Note the new blog design. If it looks dull and grey, give it a minute. In a real browser, color will slowly trickle in. I’m using the colorpress script under a semi-transparent greyscale PNG background image to get the colors. Since Win/IE is a piece of aging junk that can’t handle transparency, the most you’ll see with it is some pretty text colors. I’m also seeing some wackiness with the tabs and post content in Mac/IE - the workaround is, as always, to use a real browser. Tell me, though, if Win/IE munges the entries as well. Thanks.

[Update:] With Seema’s help, the Win/IE flashing problem has been fixed and the floating comment box is more or less anchored in the right place. To fix the latter I reduced the number of columns in the textarea from 70 to 40. (I had to edit wp-comments.php by hand to do that. While I was in there I upped it from 4 rows to 6.) The stylesheet then resizes it to the correct size in real browsers. Mac/IE’s float bug is beyond my power to fix, but if you make the window narrow enough (just over the width of the tab bar), the blog will become legible.

One Life to Lose

May 31st, 2004

On this Memorial Day, Mark Steyn recalls a time when Americans had a sense of proportion. James Lileks always recalls a time when our food was frightening.
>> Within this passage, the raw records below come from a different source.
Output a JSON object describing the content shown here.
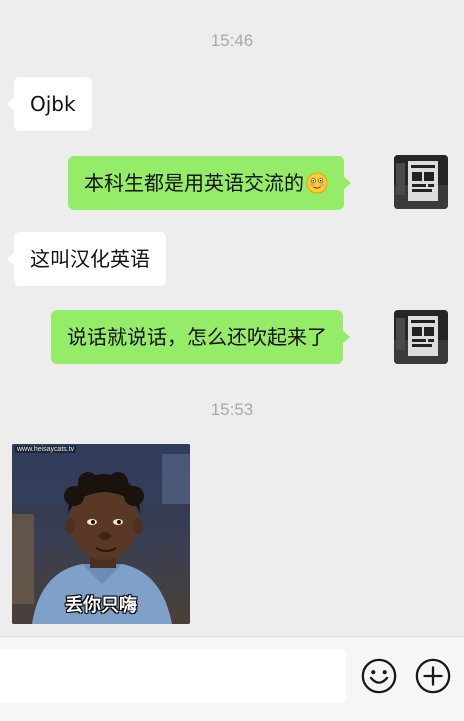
{
  "chat": {
    "timestamp_1": "15:46",
    "timestamp_2": "15:53",
    "messages": [
      {
        "side": "in",
        "text": "Ojbk"
      },
      {
        "side": "out",
        "text": "本科生都是用英语交流的"
      },
      {
        "side": "in",
        "text": "这叫汉化英语"
      },
      {
        "side": "out",
        "text": "说话就说话，怎么还吹起来了"
      }
    ],
    "sticker": {
      "caption": "丢你只嗨",
      "watermark": "www.heisaycats.tv"
    }
  },
  "input_bar": {
    "input_value": "",
    "emoji_button_icon": "smiley-face-icon",
    "more_button_icon": "plus-circle-icon"
  },
  "colors": {
    "background": "#ededed",
    "outgoing_bubble": "#95ec69",
    "incoming_bubble": "#ffffff",
    "timestamp": "#a8a8a8"
  }
}
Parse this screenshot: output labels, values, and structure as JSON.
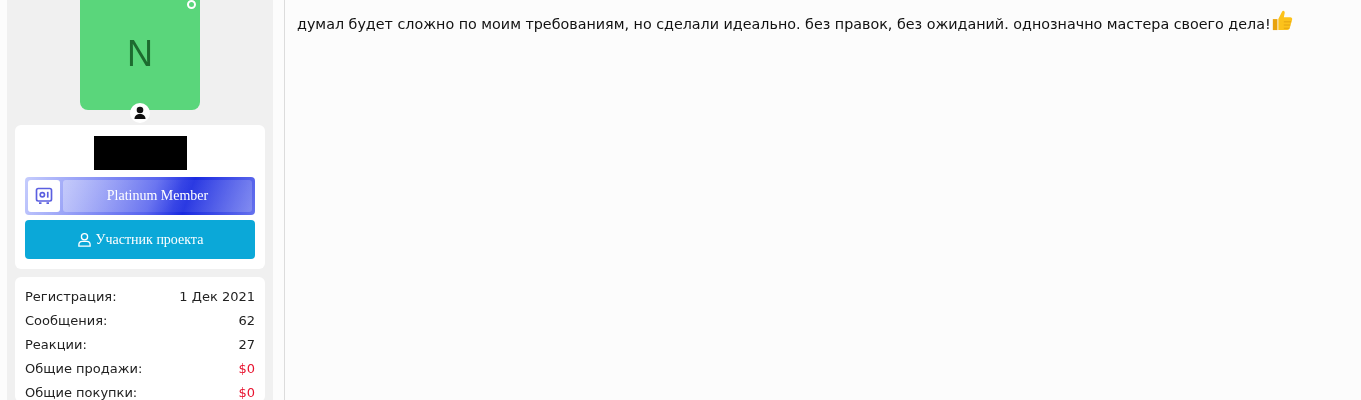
{
  "user": {
    "avatar_letter": "N",
    "online": true,
    "banner": {
      "label": "Platinum Member"
    },
    "role": {
      "label": "Участник проекта"
    },
    "stats": [
      {
        "label": "Регистрация:",
        "value": "1 Дек 2021",
        "kind": "plain"
      },
      {
        "label": "Сообщения:",
        "value": "62",
        "kind": "plain"
      },
      {
        "label": "Реакции:",
        "value": "27",
        "kind": "plain"
      },
      {
        "label": "Общие продажи:",
        "value": "$0",
        "kind": "money"
      },
      {
        "label": "Общие покупки:",
        "value": "$0",
        "kind": "money"
      }
    ]
  },
  "post": {
    "text": "думал будет сложно по моим требованиям, но сделали идеально. без правок, без ожиданий. однозначно мастера своего дела!"
  }
}
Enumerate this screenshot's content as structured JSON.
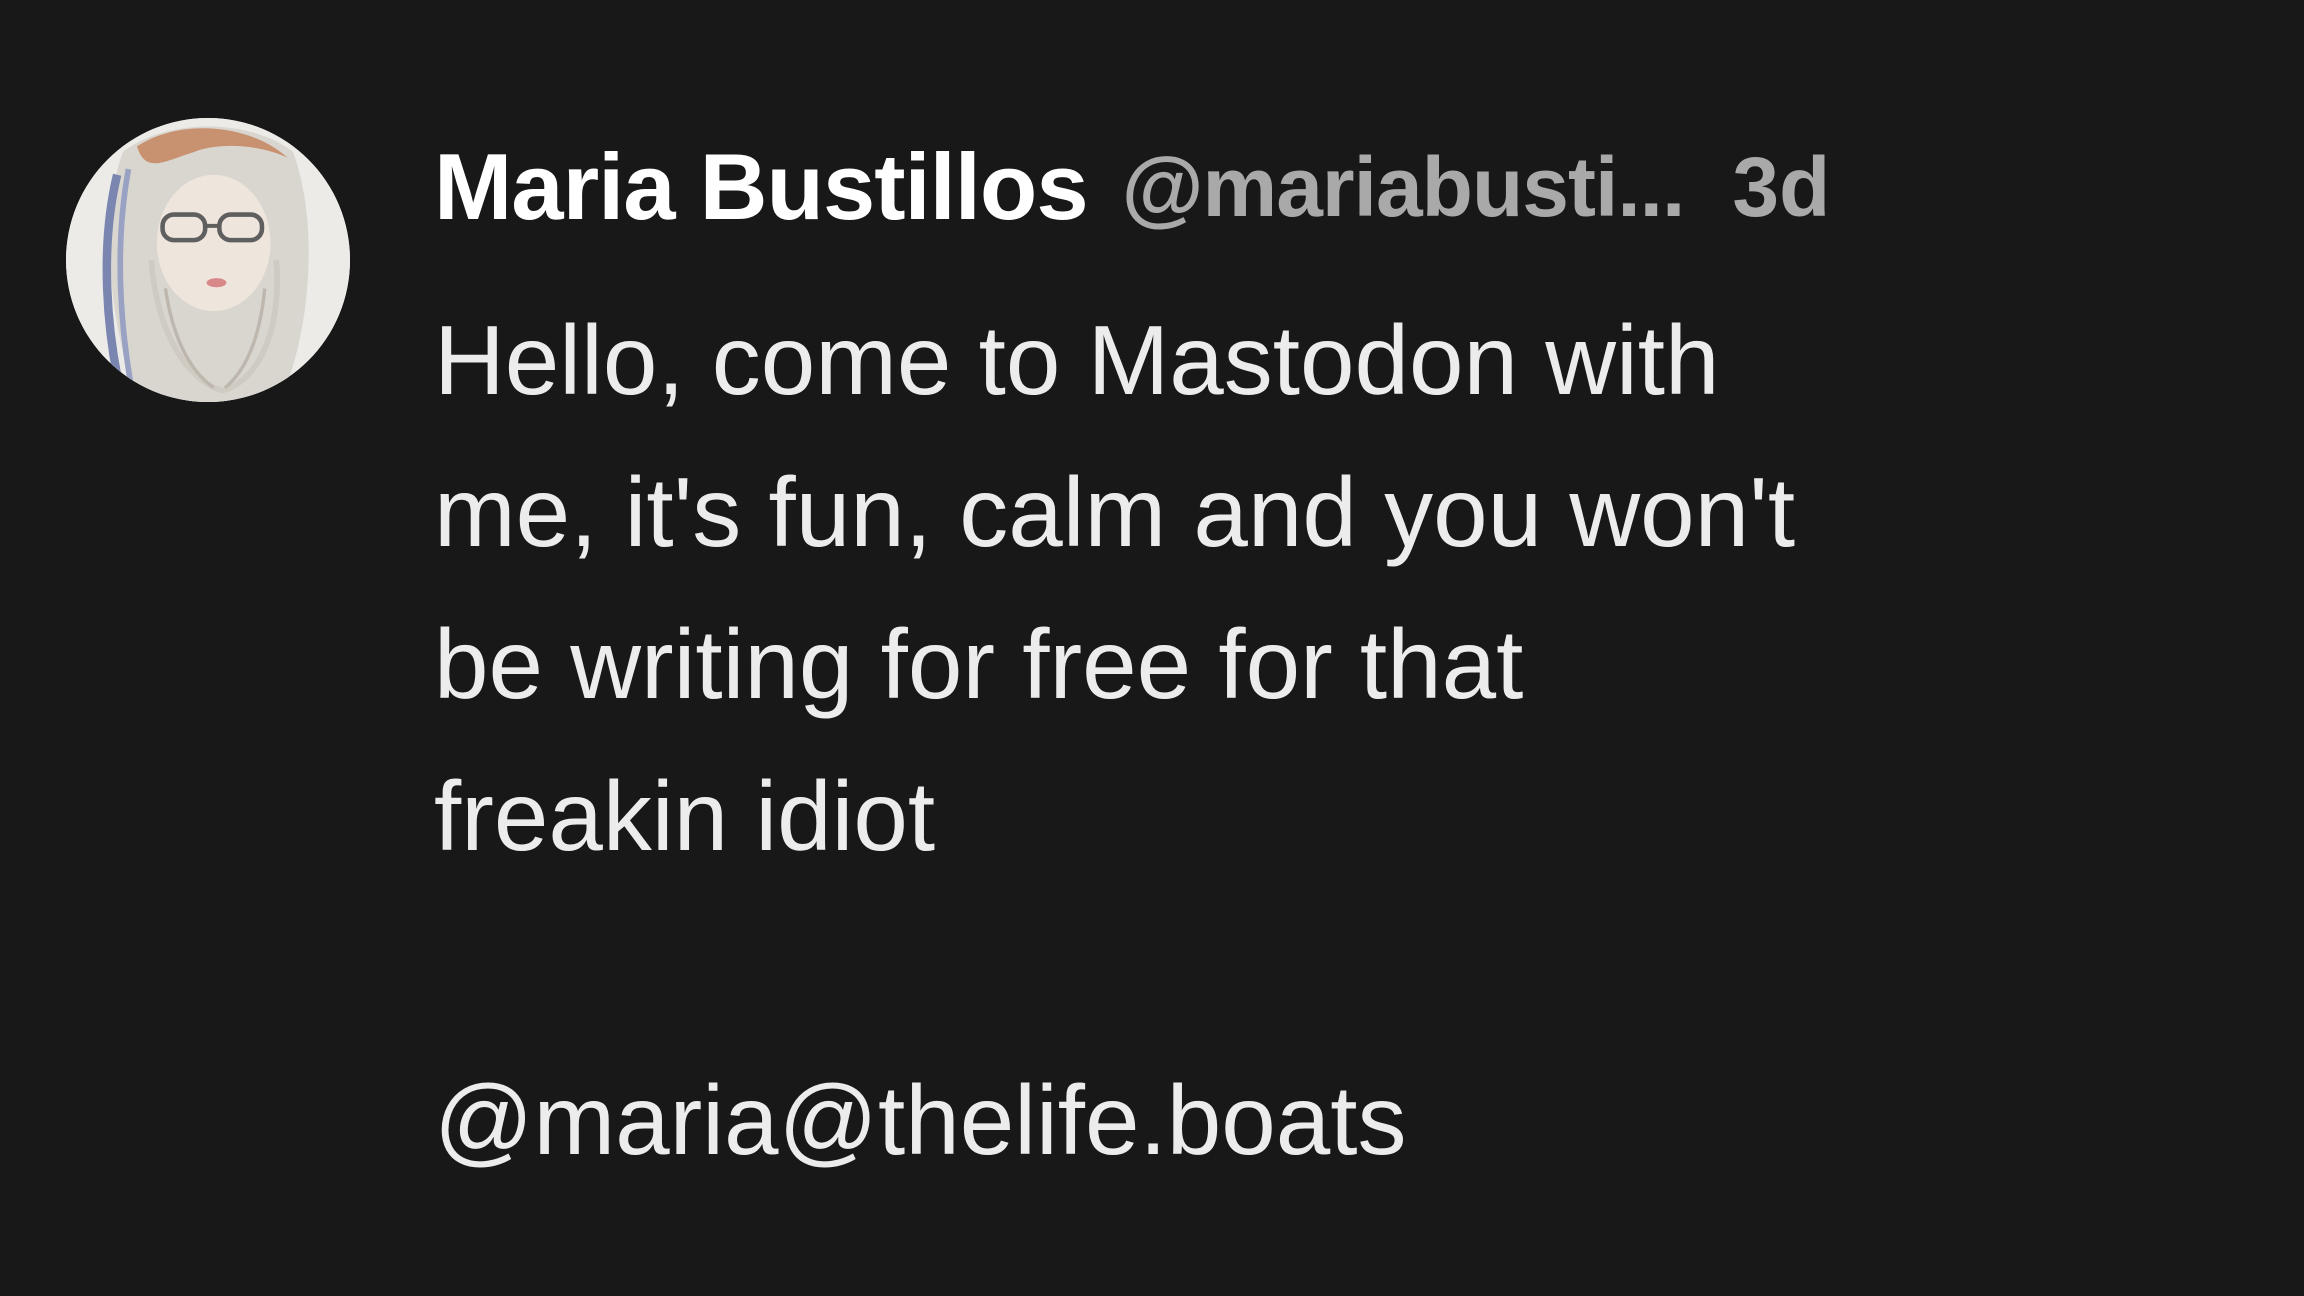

Gary North recalls a time when Americans hoped to retire in comfort.

I’m two hundred years too young to recall when a man could regret that he had but one life to lose for his country, but I think that when the citizens stop feeling that way the nation is doomed. It’s not necessarily a biological dead end, but it is a political one. I have the feeling tha one of these days I’ll go to sleep in the tattered but recognizable shreds of a latter-day Roman Empire, but I’ll wake up in the Dark Ages.